When implemented correctly, ERP systems may help leaders reduce costs and apply the savings toward customer services. If resources are not tied up in managing antiquated legacy systems, organizations can redirect money to research and development, conservation, community services and many other arguably more productive areas of operations.

ERP systems provide integrated real-time data for better management and analysis, thereby affecting multiple areas of operations in novel ways. They generate greater transparency, data accuracy and trust. This means that the public not only could have increased access to government accounting data, for example, but also more confidence in the accuracy of that information. 

ERP systems also facilitate the success of accounting information systems by combining business management and information technology. When organizations successfully implement and use ERP systems, they maximize the goods and services rendered to stakeholders. The systems are more than software packages—they provide the essential infrastructure affecting the ways people work inside and outside of organizations.

Typically, environmental pressure fuels ERP system implementations. System sales have soared into the billions of dollars, and some argue that it is the most popular new business software to hit the market in 15 years. Governments have taken notice, but their risk-adverse culture means managers are wading in carefully. Globally, governments are transitioning from encumbered bureaucracy and slow administrative processes to digital systems—also called e-government—to provide citizens with greater access to information, communications and means for interaction. ERP systems also could provide solutions for the demands of cost and compliance initiatives. It is logical that stewards of taxpayer dollars would seek to transition to these systems to better manage costs and address the needs of residents, visitors and other constituents. ERP systems can be innovative, cost-effective means of compliance.

In the 1990s, federal statutes and policies drove some agencies to transition to ERP systems for audit purposes. A few were successful but now require upgrades. ERP systems can provide risk and quality control as well as fraud detection and allow for fewer errors. Audits cost money, and findings of substandard operations cause turmoil. Additional audits conducted because of poor system-generated data cause concern and are not acceptable to organizations or customers.

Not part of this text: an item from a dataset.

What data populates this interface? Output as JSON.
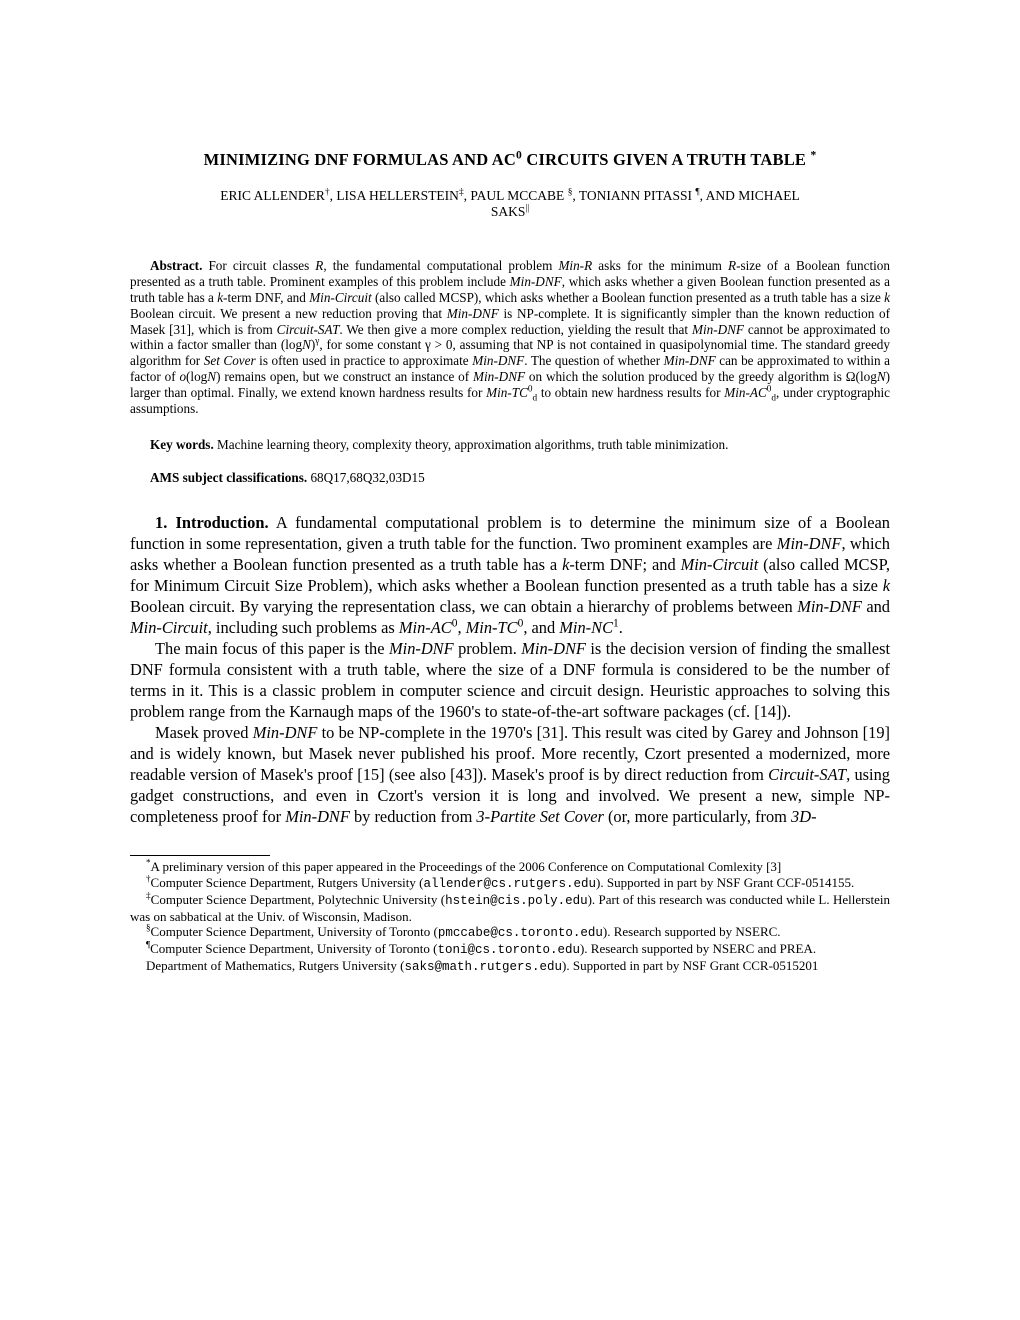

Some organizations have opted for ERP systems to achieve the goals of the Financial Improvement and Audit Readiness mission, which stem from the Chief Financial Officers Act of 1990 and subsequent National Defense Authorization acts. Others refer to ERP systems as data warehouses leveraged for fulfillment of requests from both auditors and Congress.

Organizations might have many reasons to pursue an ERP system despite the failure risk. A few include efficiencies that result in tangible and intangible benefits; data-related advantages; environmental pressures; and cost management and legal compliance. Plus, decades of lessons learned help current and future implementation efforts excel.


Jennifer A. Miller, a member of AFCEA’s Northern Virginia Chapter, is a cost analyst and a deputy branch chief in the Resource Management Oversight Division of the National Guard Bureau’s Joint Staff. The views expressed here are hers alone.